= Thomas Bowman Garvie =

English painter

Thomas Bowman Garvie (6 February 1859 – 5 January 1944) was a Northumbrian artist whose portraits include Thomas Burt, Lord Percy, Lord Armstrong, George B Bainbridge, Fred B Fenwick and Sir William and Lady Grey.

He was a prolific painter of portraits and landscapes. He studied in London and Paris completing the Grand Tour in 1898. His work faithfully observed nature: landscapes were painted plein air and his portraits and figurative paintings reflect a naturalistic use of light and colour. Despite his orthodox outlook, he was at the time an extremely popular portraitist of the North East and there are several of his paintings in the Laing Art Gallery, Newcastle and Cragside (National Trust) in Northumberland.

==Biography==

Bowman Garvie was born in Morpeth, Northumberland.
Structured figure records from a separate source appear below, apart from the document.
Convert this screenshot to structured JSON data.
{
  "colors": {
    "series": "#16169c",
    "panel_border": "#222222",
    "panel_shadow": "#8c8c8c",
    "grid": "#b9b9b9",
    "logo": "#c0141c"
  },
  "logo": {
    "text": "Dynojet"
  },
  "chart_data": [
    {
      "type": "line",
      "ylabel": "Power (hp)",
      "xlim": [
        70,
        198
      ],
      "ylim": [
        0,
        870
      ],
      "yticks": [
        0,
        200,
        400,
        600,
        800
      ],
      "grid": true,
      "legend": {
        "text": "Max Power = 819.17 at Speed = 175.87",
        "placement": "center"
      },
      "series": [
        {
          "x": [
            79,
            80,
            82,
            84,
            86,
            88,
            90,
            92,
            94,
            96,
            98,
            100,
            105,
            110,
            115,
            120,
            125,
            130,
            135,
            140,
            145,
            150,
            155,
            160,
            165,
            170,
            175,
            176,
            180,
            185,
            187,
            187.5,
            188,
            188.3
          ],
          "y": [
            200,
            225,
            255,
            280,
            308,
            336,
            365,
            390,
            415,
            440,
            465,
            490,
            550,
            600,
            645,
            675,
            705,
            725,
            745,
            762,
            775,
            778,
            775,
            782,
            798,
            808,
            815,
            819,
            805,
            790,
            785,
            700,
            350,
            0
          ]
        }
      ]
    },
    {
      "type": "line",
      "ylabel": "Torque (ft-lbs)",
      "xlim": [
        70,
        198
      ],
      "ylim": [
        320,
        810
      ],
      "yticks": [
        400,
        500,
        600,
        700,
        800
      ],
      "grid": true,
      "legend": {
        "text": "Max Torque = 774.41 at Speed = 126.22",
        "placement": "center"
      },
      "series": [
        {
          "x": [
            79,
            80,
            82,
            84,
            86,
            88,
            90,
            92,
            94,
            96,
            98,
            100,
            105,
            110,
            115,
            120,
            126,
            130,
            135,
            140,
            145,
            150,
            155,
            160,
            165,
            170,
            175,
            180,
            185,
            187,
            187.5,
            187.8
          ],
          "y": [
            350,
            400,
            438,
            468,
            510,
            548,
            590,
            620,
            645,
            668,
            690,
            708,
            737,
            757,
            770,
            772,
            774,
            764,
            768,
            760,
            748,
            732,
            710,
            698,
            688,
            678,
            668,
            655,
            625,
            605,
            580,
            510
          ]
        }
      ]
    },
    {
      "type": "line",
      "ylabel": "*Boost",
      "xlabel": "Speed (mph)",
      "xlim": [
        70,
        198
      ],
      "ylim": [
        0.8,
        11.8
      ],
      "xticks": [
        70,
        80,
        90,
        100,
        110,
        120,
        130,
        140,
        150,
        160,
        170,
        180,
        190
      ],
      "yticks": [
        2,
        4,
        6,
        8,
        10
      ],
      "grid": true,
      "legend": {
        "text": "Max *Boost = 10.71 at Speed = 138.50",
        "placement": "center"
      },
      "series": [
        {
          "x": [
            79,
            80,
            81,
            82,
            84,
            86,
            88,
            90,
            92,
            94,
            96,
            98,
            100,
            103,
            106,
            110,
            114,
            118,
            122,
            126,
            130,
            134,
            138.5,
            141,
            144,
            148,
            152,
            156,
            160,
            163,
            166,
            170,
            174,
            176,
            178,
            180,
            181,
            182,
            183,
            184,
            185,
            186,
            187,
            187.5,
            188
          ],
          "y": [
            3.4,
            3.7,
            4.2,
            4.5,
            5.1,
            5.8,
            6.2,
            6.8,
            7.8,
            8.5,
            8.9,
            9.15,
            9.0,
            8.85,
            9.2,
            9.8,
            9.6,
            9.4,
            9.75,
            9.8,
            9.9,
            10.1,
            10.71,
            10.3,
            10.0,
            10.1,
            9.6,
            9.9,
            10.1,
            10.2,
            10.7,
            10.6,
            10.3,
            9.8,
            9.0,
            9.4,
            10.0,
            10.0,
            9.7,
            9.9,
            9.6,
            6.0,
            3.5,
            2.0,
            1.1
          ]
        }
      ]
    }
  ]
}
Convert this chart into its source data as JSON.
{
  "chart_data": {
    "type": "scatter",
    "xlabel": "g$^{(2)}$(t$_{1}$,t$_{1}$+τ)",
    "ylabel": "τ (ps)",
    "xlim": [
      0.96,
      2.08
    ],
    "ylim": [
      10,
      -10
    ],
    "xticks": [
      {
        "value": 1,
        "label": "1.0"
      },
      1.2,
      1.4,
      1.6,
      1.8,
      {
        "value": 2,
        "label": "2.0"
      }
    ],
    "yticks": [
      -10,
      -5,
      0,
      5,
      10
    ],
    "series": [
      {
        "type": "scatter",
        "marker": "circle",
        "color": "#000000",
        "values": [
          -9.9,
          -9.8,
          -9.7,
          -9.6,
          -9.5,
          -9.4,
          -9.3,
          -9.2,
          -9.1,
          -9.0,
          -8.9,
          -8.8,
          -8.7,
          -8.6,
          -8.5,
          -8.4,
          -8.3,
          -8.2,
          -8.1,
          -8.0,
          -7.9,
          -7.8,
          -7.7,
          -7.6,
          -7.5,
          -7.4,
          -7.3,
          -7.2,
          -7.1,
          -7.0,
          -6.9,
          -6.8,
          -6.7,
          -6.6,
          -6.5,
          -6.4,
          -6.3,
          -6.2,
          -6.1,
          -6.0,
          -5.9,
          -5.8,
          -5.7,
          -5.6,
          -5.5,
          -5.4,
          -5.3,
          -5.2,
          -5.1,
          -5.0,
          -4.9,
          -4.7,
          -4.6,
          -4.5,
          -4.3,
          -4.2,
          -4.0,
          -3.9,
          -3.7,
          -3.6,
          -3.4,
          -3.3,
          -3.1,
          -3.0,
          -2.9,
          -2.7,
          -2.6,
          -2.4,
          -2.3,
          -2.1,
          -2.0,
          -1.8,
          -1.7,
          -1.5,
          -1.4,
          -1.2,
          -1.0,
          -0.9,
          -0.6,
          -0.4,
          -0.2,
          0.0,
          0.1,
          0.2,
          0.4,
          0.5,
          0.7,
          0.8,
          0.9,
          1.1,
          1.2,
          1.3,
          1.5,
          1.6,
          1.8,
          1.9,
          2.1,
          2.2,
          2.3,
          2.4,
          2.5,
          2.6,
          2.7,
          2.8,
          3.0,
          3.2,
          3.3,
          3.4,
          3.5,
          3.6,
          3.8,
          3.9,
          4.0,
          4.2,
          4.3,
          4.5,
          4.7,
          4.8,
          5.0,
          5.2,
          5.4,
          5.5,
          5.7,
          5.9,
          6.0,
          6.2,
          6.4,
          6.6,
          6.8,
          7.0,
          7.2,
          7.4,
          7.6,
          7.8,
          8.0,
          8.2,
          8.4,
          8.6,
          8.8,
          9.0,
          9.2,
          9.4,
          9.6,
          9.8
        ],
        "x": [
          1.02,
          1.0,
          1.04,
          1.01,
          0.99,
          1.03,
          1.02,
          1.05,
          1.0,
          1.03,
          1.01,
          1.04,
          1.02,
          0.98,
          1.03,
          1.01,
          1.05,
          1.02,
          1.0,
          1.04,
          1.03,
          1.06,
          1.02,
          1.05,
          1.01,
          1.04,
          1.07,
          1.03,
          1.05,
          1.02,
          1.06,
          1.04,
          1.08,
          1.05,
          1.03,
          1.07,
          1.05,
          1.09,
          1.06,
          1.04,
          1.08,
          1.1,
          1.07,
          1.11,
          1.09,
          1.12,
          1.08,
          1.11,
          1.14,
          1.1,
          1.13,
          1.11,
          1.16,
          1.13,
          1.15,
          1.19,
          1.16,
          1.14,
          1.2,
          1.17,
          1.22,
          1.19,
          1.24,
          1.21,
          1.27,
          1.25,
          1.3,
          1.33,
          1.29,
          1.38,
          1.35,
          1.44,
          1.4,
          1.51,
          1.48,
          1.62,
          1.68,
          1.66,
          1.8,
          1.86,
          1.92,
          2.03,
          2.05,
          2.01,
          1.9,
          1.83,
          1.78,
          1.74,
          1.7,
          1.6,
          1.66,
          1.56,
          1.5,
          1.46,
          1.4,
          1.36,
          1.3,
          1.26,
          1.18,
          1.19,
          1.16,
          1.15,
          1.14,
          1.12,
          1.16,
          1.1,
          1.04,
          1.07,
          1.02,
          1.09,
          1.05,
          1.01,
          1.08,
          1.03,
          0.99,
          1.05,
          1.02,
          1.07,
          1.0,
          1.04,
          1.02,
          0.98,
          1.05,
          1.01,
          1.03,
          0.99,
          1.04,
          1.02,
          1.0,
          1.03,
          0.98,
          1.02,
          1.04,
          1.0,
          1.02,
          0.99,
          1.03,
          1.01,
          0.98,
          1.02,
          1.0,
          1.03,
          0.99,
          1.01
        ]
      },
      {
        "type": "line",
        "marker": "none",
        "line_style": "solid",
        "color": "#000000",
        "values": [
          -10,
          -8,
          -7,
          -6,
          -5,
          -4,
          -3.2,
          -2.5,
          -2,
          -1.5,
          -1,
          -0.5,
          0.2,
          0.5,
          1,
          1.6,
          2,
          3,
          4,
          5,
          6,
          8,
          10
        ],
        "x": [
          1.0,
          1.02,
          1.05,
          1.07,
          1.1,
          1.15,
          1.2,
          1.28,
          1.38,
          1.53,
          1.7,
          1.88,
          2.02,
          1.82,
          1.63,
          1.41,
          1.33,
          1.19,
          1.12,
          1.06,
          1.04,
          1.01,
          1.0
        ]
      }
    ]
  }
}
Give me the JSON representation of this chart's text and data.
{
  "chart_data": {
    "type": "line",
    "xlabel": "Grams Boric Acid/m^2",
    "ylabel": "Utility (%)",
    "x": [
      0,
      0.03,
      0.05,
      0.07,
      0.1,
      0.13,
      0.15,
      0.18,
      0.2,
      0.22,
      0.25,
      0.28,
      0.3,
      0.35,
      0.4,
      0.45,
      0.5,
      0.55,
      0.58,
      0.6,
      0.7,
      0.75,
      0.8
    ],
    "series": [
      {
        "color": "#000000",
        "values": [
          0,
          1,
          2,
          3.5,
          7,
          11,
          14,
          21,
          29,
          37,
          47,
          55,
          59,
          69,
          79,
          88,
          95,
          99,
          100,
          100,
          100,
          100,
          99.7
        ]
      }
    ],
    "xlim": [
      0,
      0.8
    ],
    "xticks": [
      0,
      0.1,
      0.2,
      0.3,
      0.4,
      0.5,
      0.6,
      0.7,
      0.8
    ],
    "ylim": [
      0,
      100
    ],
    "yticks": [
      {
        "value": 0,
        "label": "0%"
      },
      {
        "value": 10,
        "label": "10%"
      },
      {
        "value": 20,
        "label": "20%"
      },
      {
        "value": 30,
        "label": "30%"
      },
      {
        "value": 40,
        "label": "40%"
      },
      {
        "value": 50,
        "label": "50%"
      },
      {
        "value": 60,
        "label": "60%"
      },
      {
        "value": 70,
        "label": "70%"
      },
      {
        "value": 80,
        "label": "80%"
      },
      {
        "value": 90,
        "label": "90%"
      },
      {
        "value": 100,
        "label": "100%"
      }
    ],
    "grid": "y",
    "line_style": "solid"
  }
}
He showed an early talent for drawing and was successful in gaining a place to study under Philip Hermogenes Calderon in 1883 obtaining there a scholarship for the Royal Academy where he studied until 1888 when he travelled to Paris to study at the Académie Julian under Fleury and William-Adolphe Bouguereau. For the next ten years he spent long periods painting in France, Italy and Switzerland before returning to Morpeth in 1898 to marry his long standing fiancé Isabella Grey.

Between 1914 and 1922 he held the position of Master of the Pictures at the Pen and Palette Club in Newcastle; a member of the Cullercoats Art Group; President of the North East Coast Art Club in 1937 and a member of the Art Committee, Kings College, Newcastle.

==Legacy==
Garvie has over twenty paintings in British public collections.